El mar siempre fue un asunto que acomplejaba a Marcos. A sus 12 años, lo más cerca que había estado de aquella gran masa azul había sido gracias al cine o a las fotografías que sus compañeros de clase le enseñaban. Tal vez fuera algo parecido a la enorme horizontalidad de uno de los monocultivos de cereales de su pueblo. De hecho, la mera idea de pensar en la vuelta al colegio y tener que escuchar el relato de sus compañeros de clase narrando sus aventuras marítimas le despertaba terror.
Los días soporíferos en mitad de la estepa castellana pasaban rápido, como suele suceder durante el tiempo de descanso. Balón, polvo, barro y bicicleta se convertían año tras año en los cuatro pilares de su jornada. Por la noche, tras visitar rigurosamente el ultramarinos del pueblo y revisar todos y cada uno de los helados para acabar eligiendo alguno que devorar, aparecía la culpa, y de nuevo, por comparación. «¿Qué libros has leído, Marquitos?», esa cuestión, entonada por alguno de sus maestros, era el himno de su dolor de cabeza.
Lo cierto es que aquel niño no tocaba libro durante su exilio veraniego; de hecho, desarrollaba una enorme aversión hacia cualquier tipo de manuscrito en aquellas fechas, todos salvo aquella pizarrita repleta de fotos de helados. Le parecía antinatural leer en un periodo vacacional, una forma de alargar el suplicio de las clases.
Marcos asociaba cualquier escrito a aprendizaje, y el aprendizaje lo relacionaba con engullir conocimientos. Él lo tenía claro: de lo único que quería atiborrarse era de aquellos precocinados congelados. Pese a ello, el temor a la dichosa pregunta de sus profesores le reconcomía con más insistencia cada día.
Para Marcos, uno de los planes más entretenidos era pasear con su abuelo, un viudo octogenario que se hacía cargo del menor durante su estancia en el pueblo. «Mira, querido, estas flores son muy buenas cuando te duele el estómago; se cuecen y…», aquella era la undécima parada en el camino para mostrarle una nueva planta y sus múltiples usos medicinales. Marcos entonces decidió aventurarse a reproducir la misma duda que le venía atormentando.
—¿Abuelo, que libro te estás leyendo?
—Ninguno, hijo.
Aquella respuesta generó una sensación bastante agridulce en él. Por un lado, el niño vio diluida su responsabilidad en que su abuelo tampoco se dignase a tocar un libro. Por otro, ¿cómo era posible que su abuelo albergase tantas toneladas de conocimiento sin permitir a sus ojos posarse sobre un libro de botánica? Para el pequeño, este comenzar a hacerse preguntas estaba siendo algo parecido a despertar empapado en sudor y sin los deberes hechos.
Las jornadas tórridas en el pequeño pueblo de Castilla tocaron a su fin, y en las puertas del colegio, las anécdotas de los meses de descanso se intercambiaban como cromos: un primer amor, un primo que se había roto un brazo, un vecino que había reventado su coche… Y las malditas playas. El rostro de Marcos se torció al ver a sus padres silenciosos mientras escuchaban los relatos veraniegos de sol y costa del resto de progenitores.
¿Acaso los padres tenían vacaciones? Para él era normal, e incluso parte del encanto, prescindir de sus dos figuras paternas durante la temporada estival. Aquella novedad le chocó y acto seguido comenzó la ristra de incógnitas por averiguar: ¿a qué se dedicaban los abuelos en verano si no era a cuidar de sus nietos?

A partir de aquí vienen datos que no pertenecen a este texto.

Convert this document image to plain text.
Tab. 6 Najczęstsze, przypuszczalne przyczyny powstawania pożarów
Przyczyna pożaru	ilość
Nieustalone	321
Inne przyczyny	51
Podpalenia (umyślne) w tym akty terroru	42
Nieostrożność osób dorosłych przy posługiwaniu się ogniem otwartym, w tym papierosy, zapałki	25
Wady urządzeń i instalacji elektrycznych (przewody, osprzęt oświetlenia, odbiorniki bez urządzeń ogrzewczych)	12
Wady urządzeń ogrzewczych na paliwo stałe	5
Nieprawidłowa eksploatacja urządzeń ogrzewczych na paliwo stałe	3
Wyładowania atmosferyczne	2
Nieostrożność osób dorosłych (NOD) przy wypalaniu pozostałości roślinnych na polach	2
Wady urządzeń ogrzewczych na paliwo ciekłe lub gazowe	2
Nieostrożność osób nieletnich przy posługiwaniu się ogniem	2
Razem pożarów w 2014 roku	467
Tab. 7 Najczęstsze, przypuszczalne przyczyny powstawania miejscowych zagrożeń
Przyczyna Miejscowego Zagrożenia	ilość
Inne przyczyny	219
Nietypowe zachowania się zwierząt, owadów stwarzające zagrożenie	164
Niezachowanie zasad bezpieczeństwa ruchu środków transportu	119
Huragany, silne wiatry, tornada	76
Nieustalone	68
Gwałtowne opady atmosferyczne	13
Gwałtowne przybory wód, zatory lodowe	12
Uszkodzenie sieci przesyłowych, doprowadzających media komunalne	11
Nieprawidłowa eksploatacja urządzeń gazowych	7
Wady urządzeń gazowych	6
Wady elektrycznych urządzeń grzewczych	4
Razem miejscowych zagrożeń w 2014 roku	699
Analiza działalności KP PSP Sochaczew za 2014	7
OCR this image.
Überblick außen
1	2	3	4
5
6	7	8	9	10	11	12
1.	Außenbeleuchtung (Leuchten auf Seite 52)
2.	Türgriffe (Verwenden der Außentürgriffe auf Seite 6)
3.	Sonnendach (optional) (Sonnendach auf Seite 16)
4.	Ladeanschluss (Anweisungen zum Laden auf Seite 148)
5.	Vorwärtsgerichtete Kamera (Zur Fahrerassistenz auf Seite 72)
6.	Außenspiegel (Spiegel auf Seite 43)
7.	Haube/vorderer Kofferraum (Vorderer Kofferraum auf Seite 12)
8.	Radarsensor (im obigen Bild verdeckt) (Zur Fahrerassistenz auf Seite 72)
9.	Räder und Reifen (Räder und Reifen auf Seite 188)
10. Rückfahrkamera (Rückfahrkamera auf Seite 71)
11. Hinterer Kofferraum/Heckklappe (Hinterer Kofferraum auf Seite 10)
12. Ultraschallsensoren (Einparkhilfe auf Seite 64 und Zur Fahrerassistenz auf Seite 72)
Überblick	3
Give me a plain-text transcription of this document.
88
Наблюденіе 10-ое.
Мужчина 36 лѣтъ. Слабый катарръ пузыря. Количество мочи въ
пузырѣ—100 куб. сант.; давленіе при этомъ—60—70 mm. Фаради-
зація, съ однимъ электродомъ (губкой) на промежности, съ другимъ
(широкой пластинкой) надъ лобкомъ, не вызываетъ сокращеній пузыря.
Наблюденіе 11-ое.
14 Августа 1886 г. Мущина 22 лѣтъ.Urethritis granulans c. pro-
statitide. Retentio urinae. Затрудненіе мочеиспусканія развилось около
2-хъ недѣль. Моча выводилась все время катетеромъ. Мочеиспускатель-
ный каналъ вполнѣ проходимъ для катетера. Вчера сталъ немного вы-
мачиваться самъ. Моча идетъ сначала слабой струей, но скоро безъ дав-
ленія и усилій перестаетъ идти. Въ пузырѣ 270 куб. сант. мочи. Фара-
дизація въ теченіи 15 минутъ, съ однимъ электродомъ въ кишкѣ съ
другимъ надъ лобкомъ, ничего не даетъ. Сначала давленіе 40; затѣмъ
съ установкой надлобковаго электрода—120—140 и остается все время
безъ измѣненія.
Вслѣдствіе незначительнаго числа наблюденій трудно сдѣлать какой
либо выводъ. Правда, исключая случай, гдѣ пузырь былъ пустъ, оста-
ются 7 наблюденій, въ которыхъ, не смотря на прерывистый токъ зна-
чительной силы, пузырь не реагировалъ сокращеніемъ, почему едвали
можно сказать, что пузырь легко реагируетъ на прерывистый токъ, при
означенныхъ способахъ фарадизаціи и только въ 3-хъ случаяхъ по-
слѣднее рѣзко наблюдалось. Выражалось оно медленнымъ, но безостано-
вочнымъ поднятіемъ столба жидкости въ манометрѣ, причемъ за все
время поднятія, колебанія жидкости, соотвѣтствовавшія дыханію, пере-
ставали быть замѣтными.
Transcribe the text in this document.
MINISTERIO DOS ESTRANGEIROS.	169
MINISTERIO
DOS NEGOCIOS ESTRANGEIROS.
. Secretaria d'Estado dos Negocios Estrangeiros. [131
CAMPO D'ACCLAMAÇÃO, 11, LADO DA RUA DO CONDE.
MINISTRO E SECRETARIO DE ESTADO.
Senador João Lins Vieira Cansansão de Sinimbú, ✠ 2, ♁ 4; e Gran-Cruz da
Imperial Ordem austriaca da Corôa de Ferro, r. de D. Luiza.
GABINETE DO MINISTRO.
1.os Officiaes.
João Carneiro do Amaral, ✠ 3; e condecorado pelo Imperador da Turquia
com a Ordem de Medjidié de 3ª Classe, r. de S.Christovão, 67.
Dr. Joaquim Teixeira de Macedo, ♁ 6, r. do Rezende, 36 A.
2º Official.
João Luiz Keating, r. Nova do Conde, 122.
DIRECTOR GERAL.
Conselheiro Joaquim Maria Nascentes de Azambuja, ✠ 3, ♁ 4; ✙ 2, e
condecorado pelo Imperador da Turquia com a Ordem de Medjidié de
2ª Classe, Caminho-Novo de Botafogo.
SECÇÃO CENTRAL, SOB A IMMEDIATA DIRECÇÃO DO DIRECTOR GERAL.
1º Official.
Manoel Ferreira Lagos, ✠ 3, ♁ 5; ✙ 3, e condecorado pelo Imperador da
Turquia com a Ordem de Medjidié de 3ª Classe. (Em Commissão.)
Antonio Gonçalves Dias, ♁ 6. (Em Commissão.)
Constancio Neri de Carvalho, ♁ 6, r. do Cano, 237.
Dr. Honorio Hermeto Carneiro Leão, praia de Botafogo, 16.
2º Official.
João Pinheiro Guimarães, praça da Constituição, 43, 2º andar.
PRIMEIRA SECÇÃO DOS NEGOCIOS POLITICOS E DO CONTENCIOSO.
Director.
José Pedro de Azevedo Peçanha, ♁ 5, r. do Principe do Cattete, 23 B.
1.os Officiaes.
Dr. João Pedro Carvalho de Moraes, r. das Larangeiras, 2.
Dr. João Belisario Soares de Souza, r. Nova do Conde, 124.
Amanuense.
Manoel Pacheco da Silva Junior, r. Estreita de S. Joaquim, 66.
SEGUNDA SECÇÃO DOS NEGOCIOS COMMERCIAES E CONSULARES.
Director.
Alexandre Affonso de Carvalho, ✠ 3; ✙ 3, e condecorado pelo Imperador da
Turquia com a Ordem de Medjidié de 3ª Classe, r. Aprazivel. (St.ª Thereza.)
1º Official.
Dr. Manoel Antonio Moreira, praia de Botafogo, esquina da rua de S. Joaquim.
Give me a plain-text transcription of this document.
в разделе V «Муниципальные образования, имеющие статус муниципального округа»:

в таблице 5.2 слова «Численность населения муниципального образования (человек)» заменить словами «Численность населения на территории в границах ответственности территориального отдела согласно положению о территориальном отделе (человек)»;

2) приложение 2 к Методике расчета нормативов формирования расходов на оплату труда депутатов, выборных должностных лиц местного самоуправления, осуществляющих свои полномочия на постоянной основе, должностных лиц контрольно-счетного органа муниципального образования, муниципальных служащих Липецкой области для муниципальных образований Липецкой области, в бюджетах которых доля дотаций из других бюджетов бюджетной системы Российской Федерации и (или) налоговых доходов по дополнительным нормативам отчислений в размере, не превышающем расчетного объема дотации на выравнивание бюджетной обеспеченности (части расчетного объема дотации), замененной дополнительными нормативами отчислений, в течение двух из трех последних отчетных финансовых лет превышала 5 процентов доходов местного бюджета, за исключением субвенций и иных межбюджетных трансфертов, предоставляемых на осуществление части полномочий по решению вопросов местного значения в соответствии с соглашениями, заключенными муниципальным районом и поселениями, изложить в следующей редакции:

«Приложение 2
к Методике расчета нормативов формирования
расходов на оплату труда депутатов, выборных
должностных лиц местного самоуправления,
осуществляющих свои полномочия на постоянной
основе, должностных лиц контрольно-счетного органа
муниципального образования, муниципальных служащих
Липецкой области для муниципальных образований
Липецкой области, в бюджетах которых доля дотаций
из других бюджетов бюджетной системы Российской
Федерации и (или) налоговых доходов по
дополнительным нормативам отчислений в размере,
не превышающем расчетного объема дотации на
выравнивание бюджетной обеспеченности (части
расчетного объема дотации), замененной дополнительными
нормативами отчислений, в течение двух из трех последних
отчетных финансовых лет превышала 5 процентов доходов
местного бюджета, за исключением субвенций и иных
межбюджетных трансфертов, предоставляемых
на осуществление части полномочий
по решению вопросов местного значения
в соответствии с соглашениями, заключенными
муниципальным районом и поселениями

¿Tal vez se dedicaban a leer? ¿Sería su caso una excepción y el resto de padres también leerían empedernidamente? ¿Quizás lo hicieran también sus hijos? Y la más dolorosa de las preguntas, de ser su caso la excepción: ¿por qué tenía que ser precisamente su caso, sus padres, su abuelo y suya la maldita abstemia de playa y libros?
A medida que entraba en clase el pequeño se mantenía firme por no romper a llorar. Demasiadas dudas y de demasiado calibre para un crío. Le resultaba difícil comprender que aquella brecha generacional marcaría sin duda su futuro cultural. De hecho, era tan complejo de entender que ni sus maestros alcanzaban a comprender la magnitud del asunto.
No quedaba otra, sentarse y entonar un resignado mea culpa. Pero en un último acto de rebeldía interiorizada, Marcos pensó para sus adentros que, probablemente, sería el único niño del aula que sabría recitar de uno en uno todos los helados del ultramarinos de su pueblo, que podría diferenciar un trigo de un centeno y que pudiera discernir qué flor podría utilizar en caso de dolor estomacal.
«Nada mal para no haber pisado la playa», pensó. Rio unos instantes para sus adentros y rompió a llorar. «Ningún libro, profe».